Isolating your Subject

Learning to isolate your subject is one of the most important techniques you can learn!

We take pictures so we can show what we see - not what we necessarily physically see - but what is our "vision".  This isn't as obscure as it sounds!  Our cameras can't capture what we see.  It's physically incapable of that.  So, we can use it to our advantage.

When we photograph a scene, we two-dimensionalize it - we flatten it.  Everything is on the same plane.  When we actually "see" the scene with our eyes, we have depth perception.  Our brains have the ability to separate close objects from distant objects and we can easily concentrate on a close object if that is what we're viewing.
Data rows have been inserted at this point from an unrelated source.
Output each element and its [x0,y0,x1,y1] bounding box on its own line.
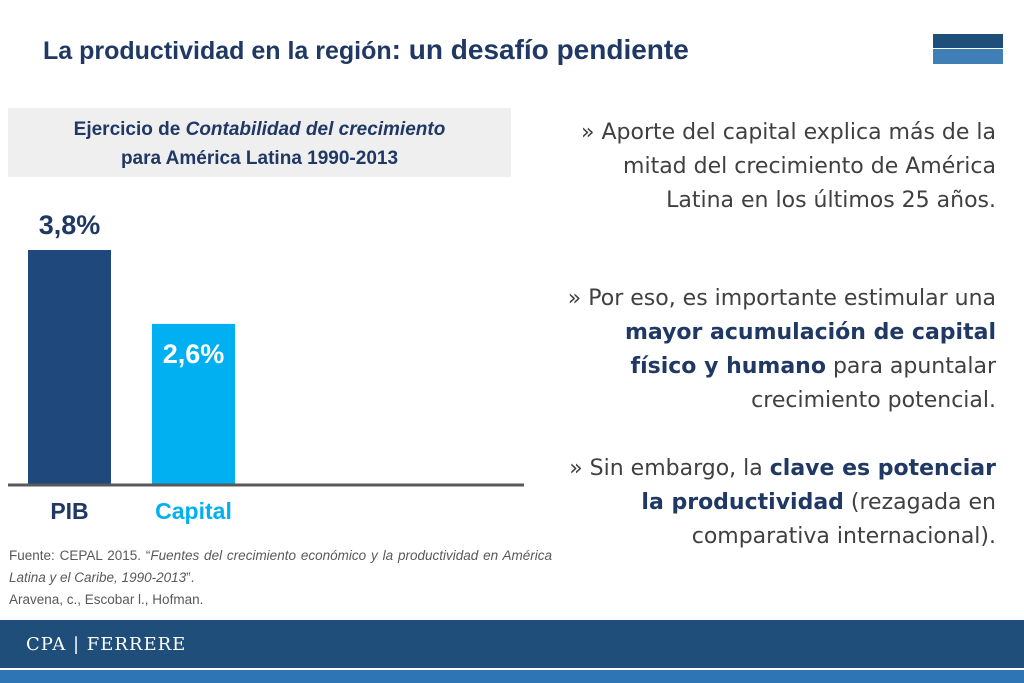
bullet-2: » Por eso, es importante estimular una m… [560,282,996,418]
bullet-1-marker: » [581,120,602,145]
bullet-2-post: para apuntalar crecimiento potencial. [751,354,996,413]
footer-bar: CPA | FERRERE [0,620,1024,668]
bullet-3-post: (rezagada en comparativa internacional). [691,490,996,549]
source-authors: Aravena, c., Escobar l., Hofman. [9,592,204,607]
bar-capital [152,323,235,484]
bullet-3-marker: » [569,456,590,481]
source-suffix: ”. [186,570,195,585]
title-part2: : un desafío pendiente [391,34,689,65]
footer-brand: CPA | FERRERE [26,634,187,655]
bullet-3-pre: Sin embargo, la [589,456,770,481]
source-prefix: Fuente: CEPAL 2015. “ [9,548,151,563]
bar-pib [28,250,111,484]
logo-bars [933,34,1003,64]
bullet-3-bold: clave es potenciar la productividad [641,456,996,515]
source-note: Fuente: CEPAL 2015. “Fuentes del crecimi… [9,545,552,611]
bullet-3: » Sin embargo, la clave es potenciar la … [560,452,996,554]
logo-bar-bottom [933,49,1003,64]
chart-title-line2: para América Latina 1990-2013 [120,148,399,169]
bullet-1-text: Aporte del capital explica más de la mit… [601,120,996,213]
category-label-pib: PIB [50,498,88,524]
chart-title-italic: Contabilidad del crecimiento [185,119,446,140]
category-label-capital: Capital [155,498,232,524]
bar-chart: 3,8% PIB 2,6% Capital [8,210,524,524]
value-label-capital: 2,6% [163,339,225,369]
bullet-1: » Aporte del capital explica más de la m… [560,116,996,218]
bullet-2-pre: Por eso, es importante estimular una [588,286,996,311]
source-italic: Fuentes del crecimiento económico y la p… [9,548,552,585]
bullet-2-bold: mayor acumulación de capital físico y hu… [624,320,996,379]
title-part1: La productividad en la región [43,37,392,65]
logo-bar-top [933,34,1003,48]
chart-title-box: Ejercicio de Contabilidad del crecimient… [8,108,511,177]
bullet-2-marker: » [567,286,589,311]
footer-stripe [0,670,1024,683]
page-title: La productividad en la región: un desafí… [43,34,689,66]
value-label-pib: 3,8% [39,210,101,240]
chart-title-prefix: Ejercicio de [73,119,186,140]
chart-title-line1: Ejercicio de Contabilidad del crecimient… [8,119,511,141]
But most cameras cannot record a 3-D image.  So, when we put this 3-D image on a 2-D piece of paper (or monitor), we have to compensate so that the viewer can easily see the subject and separate it from the background.
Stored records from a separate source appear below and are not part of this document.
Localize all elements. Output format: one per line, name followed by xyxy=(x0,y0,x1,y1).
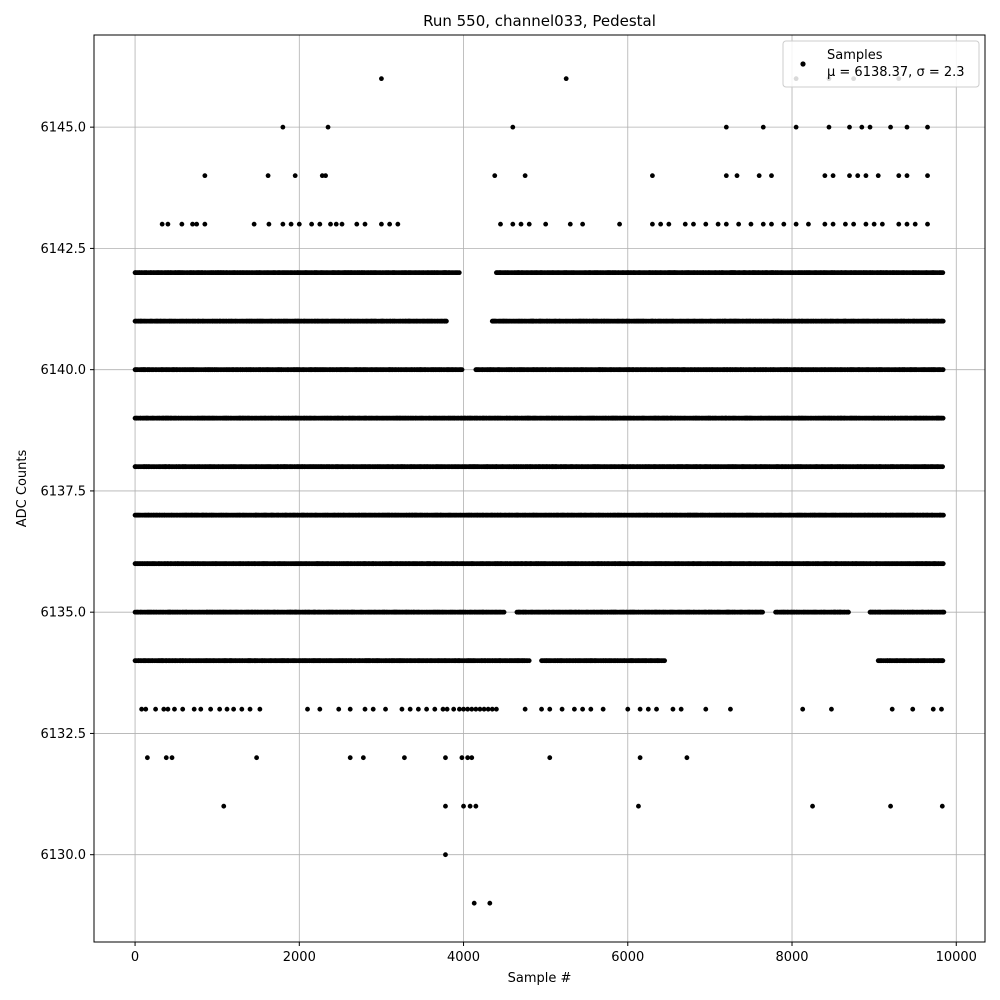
data-point xyxy=(940,464,945,470)
data-point xyxy=(459,367,465,373)
data-point xyxy=(940,367,946,373)
data-points xyxy=(132,76,947,906)
data-point xyxy=(941,512,946,518)
data-point xyxy=(940,415,946,421)
data-point xyxy=(940,561,946,567)
data-point xyxy=(760,609,765,615)
data-point xyxy=(846,609,851,615)
data-point xyxy=(444,318,449,324)
data-point xyxy=(941,609,947,615)
data-point xyxy=(940,658,946,664)
data-point xyxy=(662,658,668,664)
data-point xyxy=(501,609,507,615)
data-point xyxy=(526,658,532,664)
There are several techniques for doing this.

Get close to your subject;
Control your Depth of Field;
Use contrast to your advantage; and
Keep it simple!

Get close to your subject...
By getting physically close to your subject, you are isolating it.  There can be no question what your subject is. 

In this picture, the lily is clearly the subject.  There are no other distractions to draw your viewer's attention from the subject.  You can use a macro lens or a close-up accessory lens on top of your normal lens to get closer to your subject.


Control your depth of field...
The nice soft background in this image is created by using a large lens opening and carefully focusing on the subject.  The result is that the subject is sharp, but the background is blurred to where it doesn't distract from the subject, but instead actually ADDS to the subject.  Had the background forest been sharp, you would have had difficulty in seeing the chipmunk.  The blurred background allows you to instantly identify the subject.

How many times have you walked thru a forest and could barely see a spider web??  Well, by controlling your depth of field, you can make it clearly stand out.


Use Contrast to your advantage...
Contrast allows you easily isolate one object from another.  For example, if you have a light colored subject on a dark background or a dark subject on a light background (silhouette) you are using contrast to differentiate your subject from the background.  One of the drawbacks of photography is the limited contrast range we can capture. Remember that your eye can see a FAR greater contrast range than our cameras can.  So, if we have a subject that is in sunlight with a background that is in shade, the sensor will not be able to capture detail in both areas.  If you expose for the lighter foreground, the background will go "black".  In this picture, that's exactly what I did.  The background was in shade, but the flower was in sunlight.  When I viewed the scene with my eyes, I could easily see the detail in the background, but I knew, that the camera wouldn't be able to capture that detial. It's a very simple technique with very striking results.

Here, I used a light background with a dark object - it's more of a silhouette.

Either way, the subject stands out!


Keep it simple...
Keep it simple!  By avoiding distracting surroundings, you can further isolate your subject.  In these pictures, the simplicity speaks for itself.